Even so, rich countries could easily afford to triple their aid budgets without running the remotest risk of the “nightmare” scenario coming true. They could channel money into health in Africa, into education, and into infrastructure and other necessities with little danger of any rapid catch-up. (Though why the World Bank still lends to China, with more than $350 billion in hard currency reserves and a space program to boot, is difficult to explain.) Gallons of aid money, such as what Northern Italy has poured into Southern Italy for almost 60 years, help assuage development’s growing pains, but progress rarely occurs quickly. Growth economics suggests that poor regions have a hard time closing the income gap on rich countries at a rate greater than 2 percent per year, even under the best of circumstances. Catch-up—when it happens at all—takes generations.
Rich countries need not be ambivalent or stingy.

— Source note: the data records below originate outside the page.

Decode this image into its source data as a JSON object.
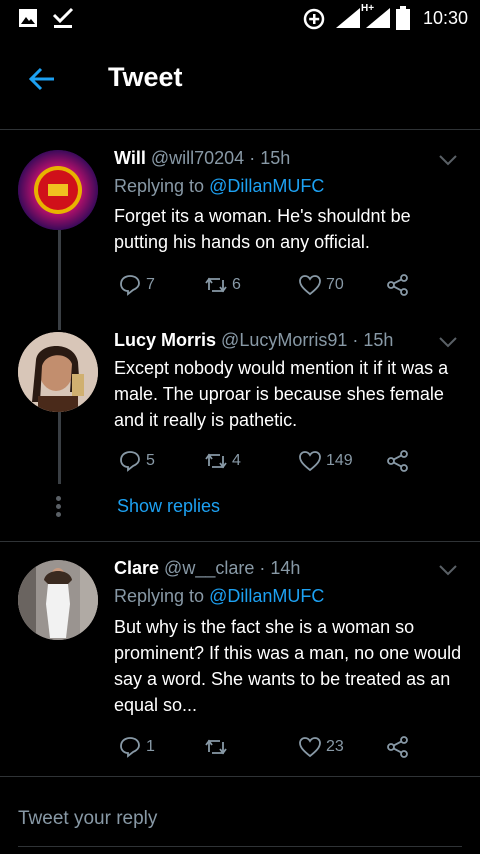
{
  "status_bar": {
    "time": "10:30",
    "network": "H+"
  },
  "header": {
    "title": "Tweet"
  },
  "tweets": [
    {
      "name": "Will",
      "handle": "@will70204",
      "time": "15h",
      "replying_prefix": "Replying to",
      "replying_to": "@DillanMUFC",
      "text": "Forget its a woman. He's shouldnt be putting his hands on any official.",
      "replies": "7",
      "retweets": "6",
      "likes": "70"
    },
    {
      "name": "Lucy Morris",
      "handle": "@LucyMorris91",
      "time": "15h",
      "text": "Except nobody would mention it if it was a male. The uproar is because shes female and it really is pathetic.",
      "replies": "5",
      "retweets": "4",
      "likes": "149"
    },
    {
      "name": "Clare",
      "handle": "@w__clare",
      "time": "14h",
      "replying_prefix": "Replying to",
      "replying_to": "@DillanMUFC",
      "text": "But why is the fact she is a woman so prominent? If this was a man, no one would say a word. She wants to be treated as an equal so...",
      "replies": "1",
      "retweets": "",
      "likes": "23"
    }
  ],
  "show_replies": "Show replies",
  "reply_placeholder": "Tweet your reply",
  "colors": {
    "accent": "#1da1f2",
    "muted": "#8899a6",
    "background": "#000000"
  }
}
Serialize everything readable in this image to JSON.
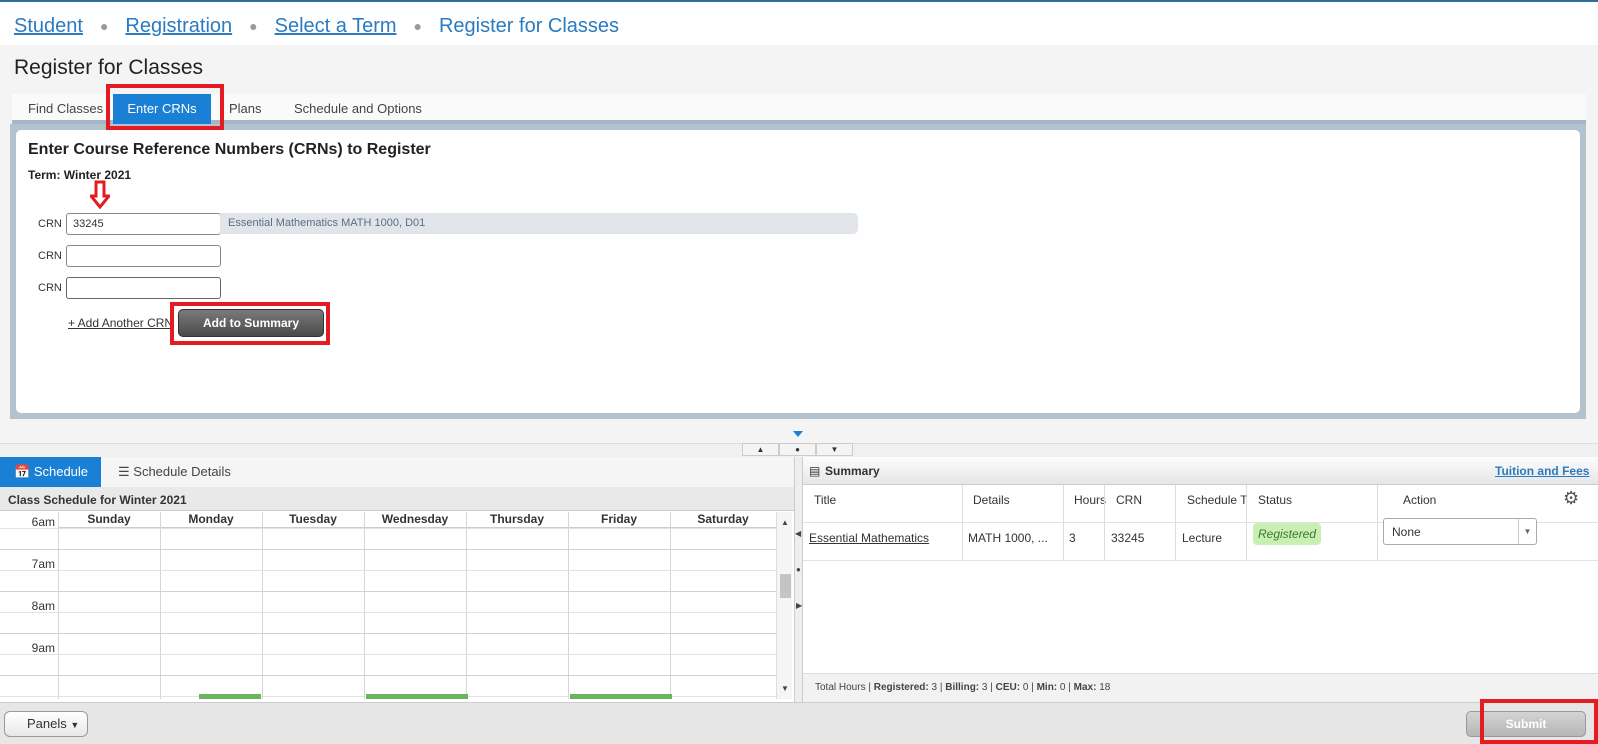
{
  "breadcrumb": {
    "items": [
      "Student",
      "Registration",
      "Select a Term"
    ],
    "current": "Register for Classes"
  },
  "page_title": "Register for Classes",
  "tabs": [
    "Find Classes",
    "Enter CRNs",
    "Plans",
    "Schedule and Options"
  ],
  "enter_crns": {
    "heading": "Enter Course Reference Numbers (CRNs) to Register",
    "term": "Term: Winter 2021",
    "crn_label": "CRN",
    "rows": [
      {
        "value": "33245",
        "description": "Essential Mathematics MATH 1000, D01"
      },
      {
        "value": ""
      },
      {
        "value": ""
      }
    ],
    "add_another": "+ Add Another CRN",
    "add_to_summary": "Add to Summary"
  },
  "schedule": {
    "tab_schedule": "Schedule",
    "tab_details": "Schedule Details",
    "title": "Class Schedule for Winter 2021",
    "days": [
      "Sunday",
      "Monday",
      "Tuesday",
      "Wednesday",
      "Thursday",
      "Friday",
      "Saturday"
    ],
    "hours": [
      "6am",
      "7am",
      "8am",
      "9am"
    ]
  },
  "summary": {
    "title": "Summary",
    "tuition_link": "Tuition and Fees",
    "columns": [
      "Title",
      "Details",
      "Hours",
      "CRN",
      "Schedule T",
      "Status",
      "Action"
    ],
    "row": {
      "title": "Essential Mathematics",
      "details": "MATH 1000, ...",
      "hours": "3",
      "crn": "33245",
      "schedule_type": "Lecture",
      "status": "Registered",
      "action": "None"
    },
    "totals": {
      "prefix": "Total Hours | ",
      "registered_label": "Registered:",
      "registered": "3",
      "billing_label": "Billing:",
      "billing": "3",
      "ceu_label": "CEU:",
      "ceu": "0",
      "min_label": "Min:",
      "min": "0",
      "max_label": "Max:",
      "max": "18"
    }
  },
  "footer": {
    "panels": "Panels",
    "submit": "Submit"
  },
  "colors": {
    "accent": "#1a80d6",
    "annotation_red": "#e41b23",
    "registered_bg": "#c9f0b4"
  }
}
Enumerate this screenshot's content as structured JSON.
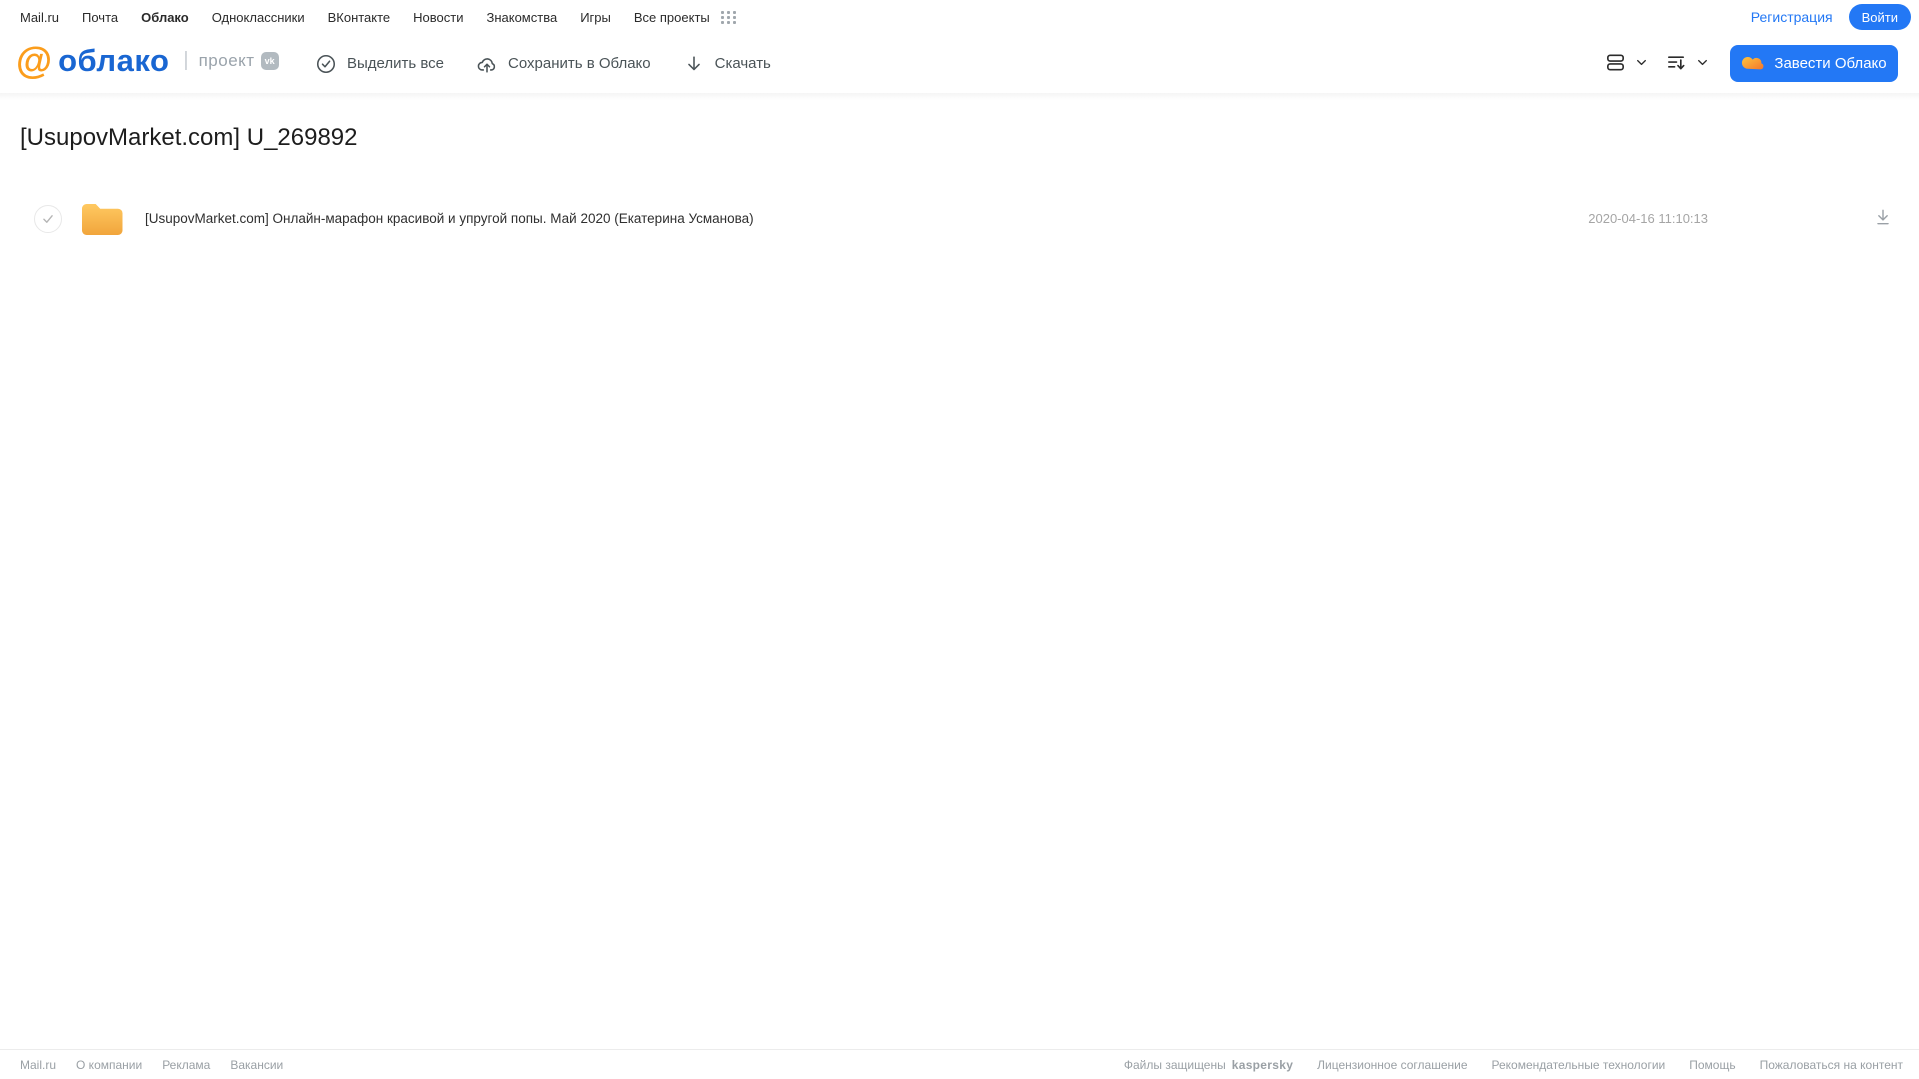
{
  "topnav": {
    "items": [
      "Mail.ru",
      "Почта",
      "Облако",
      "Одноклассники",
      "ВКонтакте",
      "Новости",
      "Знакомства",
      "Игры",
      "Все проекты"
    ],
    "registration": "Регистрация",
    "login": "Войти"
  },
  "header": {
    "logo": {
      "at": "@",
      "text": "облако",
      "project": "проект",
      "vk": "vk"
    },
    "actions": {
      "select_all": "Выделить все",
      "save_to_cloud": "Сохранить в Облако",
      "download": "Скачать"
    },
    "create_cloud": "Завести Облако"
  },
  "main": {
    "title": "[UsupovMarket.com] U_269892",
    "files": [
      {
        "type": "folder",
        "name": "[UsupovMarket.com] Онлайн-марафон красивой и упругой попы. Май 2020 (Екатерина Усманова)",
        "modified": "2020-04-16 11:10:13"
      }
    ]
  },
  "footer": {
    "left": [
      "Mail.ru",
      "О компании",
      "Реклама",
      "Вакансии"
    ],
    "protected": "Файлы защищены",
    "kaspersky": "kaspersky",
    "right": [
      "Лицензионное соглашение",
      "Рекомендательные технологии",
      "Помощь",
      "Пожаловаться на контент"
    ]
  },
  "colors": {
    "accent_blue": "#2378f5",
    "logo_blue": "#1966d2",
    "logo_orange": "#fb9d1c",
    "folder_top": "#ffc961",
    "folder_bottom": "#f1a53c",
    "kaspersky_green": "#00736c"
  }
}
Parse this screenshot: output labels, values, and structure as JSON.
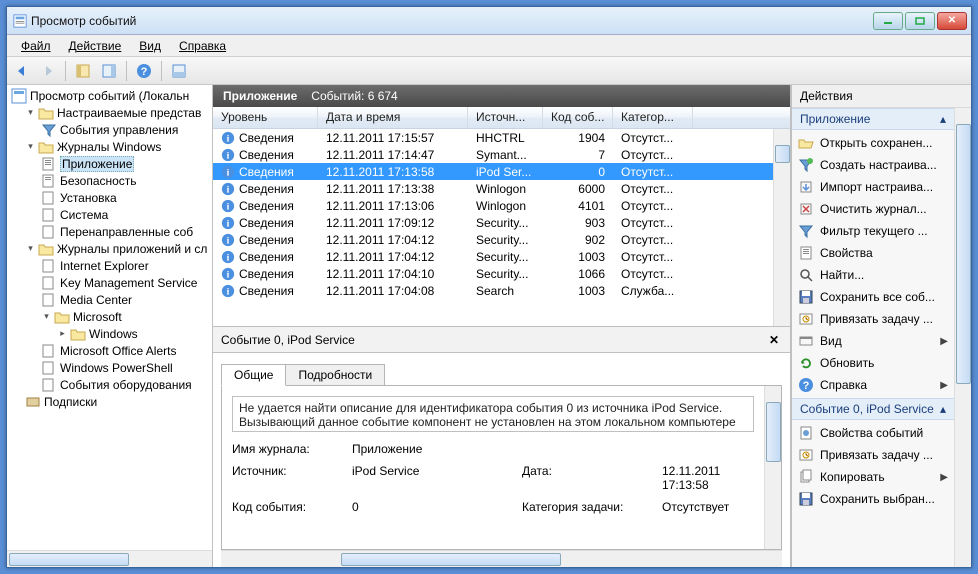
{
  "window": {
    "title": "Просмотр событий"
  },
  "menu": {
    "file": "Файл",
    "action": "Действие",
    "view": "Вид",
    "help": "Справка"
  },
  "tree": {
    "root": "Просмотр событий (Локальн",
    "custom_views": "Настраиваемые представ",
    "admin_events": "События управления",
    "win_logs": "Журналы Windows",
    "app": "Приложение",
    "security": "Безопасность",
    "setup": "Установка",
    "system": "Система",
    "forwarded": "Перенаправленные соб",
    "app_service_logs": "Журналы приложений и сл",
    "ie": "Internet Explorer",
    "kms": "Key Management Service",
    "mc": "Media Center",
    "ms": "Microsoft",
    "windows": "Windows",
    "office_alerts": "Microsoft Office Alerts",
    "powershell": "Windows PowerShell",
    "hw_events": "События оборудования",
    "subscriptions": "Подписки"
  },
  "center": {
    "title": "Приложение",
    "count_label": "Событий: 6 674"
  },
  "columns": {
    "level": "Уровень",
    "datetime": "Дата и время",
    "source": "Источн...",
    "eventid": "Код соб...",
    "category": "Категор..."
  },
  "rows": [
    {
      "level": "Сведения",
      "dt": "12.11.2011 17:15:57",
      "src": "HHCTRL",
      "id": "1904",
      "cat": "Отсутст..."
    },
    {
      "level": "Сведения",
      "dt": "12.11.2011 17:14:47",
      "src": "Symant...",
      "id": "7",
      "cat": "Отсутст..."
    },
    {
      "level": "Сведения",
      "dt": "12.11.2011 17:13:58",
      "src": "iPod Ser...",
      "id": "0",
      "cat": "Отсутст...",
      "selected": true
    },
    {
      "level": "Сведения",
      "dt": "12.11.2011 17:13:38",
      "src": "Winlogon",
      "id": "6000",
      "cat": "Отсутст..."
    },
    {
      "level": "Сведения",
      "dt": "12.11.2011 17:13:06",
      "src": "Winlogon",
      "id": "4101",
      "cat": "Отсутст..."
    },
    {
      "level": "Сведения",
      "dt": "12.11.2011 17:09:12",
      "src": "Security...",
      "id": "903",
      "cat": "Отсутст..."
    },
    {
      "level": "Сведения",
      "dt": "12.11.2011 17:04:12",
      "src": "Security...",
      "id": "902",
      "cat": "Отсутст..."
    },
    {
      "level": "Сведения",
      "dt": "12.11.2011 17:04:12",
      "src": "Security...",
      "id": "1003",
      "cat": "Отсутст..."
    },
    {
      "level": "Сведения",
      "dt": "12.11.2011 17:04:10",
      "src": "Security...",
      "id": "1066",
      "cat": "Отсутст..."
    },
    {
      "level": "Сведения",
      "dt": "12.11.2011 17:04:08",
      "src": "Search",
      "id": "1003",
      "cat": "Служба..."
    }
  ],
  "detail": {
    "header": "Событие 0, iPod Service",
    "tab_general": "Общие",
    "tab_details": "Подробности",
    "description": "Не удается найти описание для идентификатора события 0 из источника iPod Service. Вызывающий данное событие компонент не установлен на этом локальном компьютере",
    "log_name_lbl": "Имя журнала:",
    "log_name": "Приложение",
    "source_lbl": "Источник:",
    "source": "iPod Service",
    "date_lbl": "Дата:",
    "date": "12.11.2011 17:13:58",
    "eventid_lbl": "Код события:",
    "eventid": "0",
    "taskcat_lbl": "Категория задачи:",
    "taskcat": "Отсутствует"
  },
  "actions": {
    "pane_title": "Действия",
    "group1": "Приложение",
    "items1": [
      {
        "icon": "folder-open-icon",
        "label": "Открыть сохранен..."
      },
      {
        "icon": "filter-new-icon",
        "label": "Создать настраива..."
      },
      {
        "icon": "import-icon",
        "label": "Импорт настраива..."
      },
      {
        "icon": "clear-log-icon",
        "label": "Очистить журнал..."
      },
      {
        "icon": "filter-icon",
        "label": "Фильтр текущего ..."
      },
      {
        "icon": "properties-icon",
        "label": "Свойства"
      },
      {
        "icon": "find-icon",
        "label": "Найти..."
      },
      {
        "icon": "save-icon",
        "label": "Сохранить все соб..."
      },
      {
        "icon": "task-icon",
        "label": "Привязать задачу ..."
      },
      {
        "icon": "view-icon",
        "label": "Вид",
        "chev": true
      },
      {
        "icon": "refresh-icon",
        "label": "Обновить"
      },
      {
        "icon": "help-icon",
        "label": "Справка",
        "chev": true
      }
    ],
    "group2": "Событие 0, iPod Service",
    "items2": [
      {
        "icon": "event-props-icon",
        "label": "Свойства событий"
      },
      {
        "icon": "task-icon",
        "label": "Привязать задачу ..."
      },
      {
        "icon": "copy-icon",
        "label": "Копировать",
        "chev": true
      },
      {
        "icon": "save-icon",
        "label": "Сохранить выбран..."
      }
    ]
  }
}
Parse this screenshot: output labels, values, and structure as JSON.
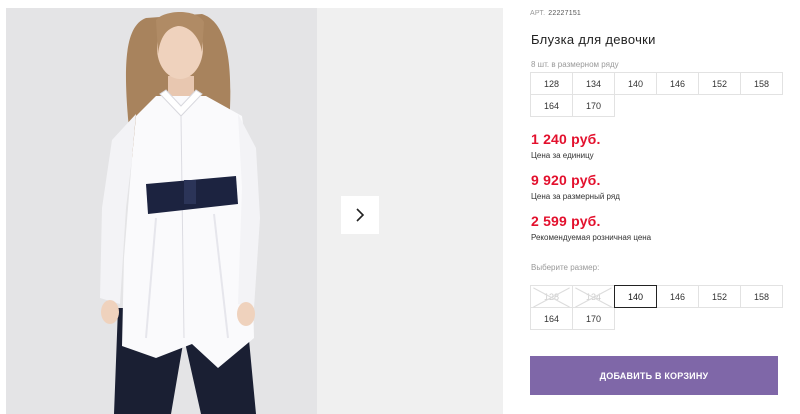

Certainly, if sudden and rapid economic development were possible and actually materialized, many citizens in wealthy nations would feel jarred, even threatened. And some day, world income distribution will be radically different than it is today, but not anytime soon. Nightmare scenarios and fear of success need never stand in the way of sensible—and generous—development policies.
Kenneth Rogoff is professor of economics and director of the Center for International Development at Harvard University. From 2001 to 2003, he served as chief economist and director of research at the International Monetary Fund.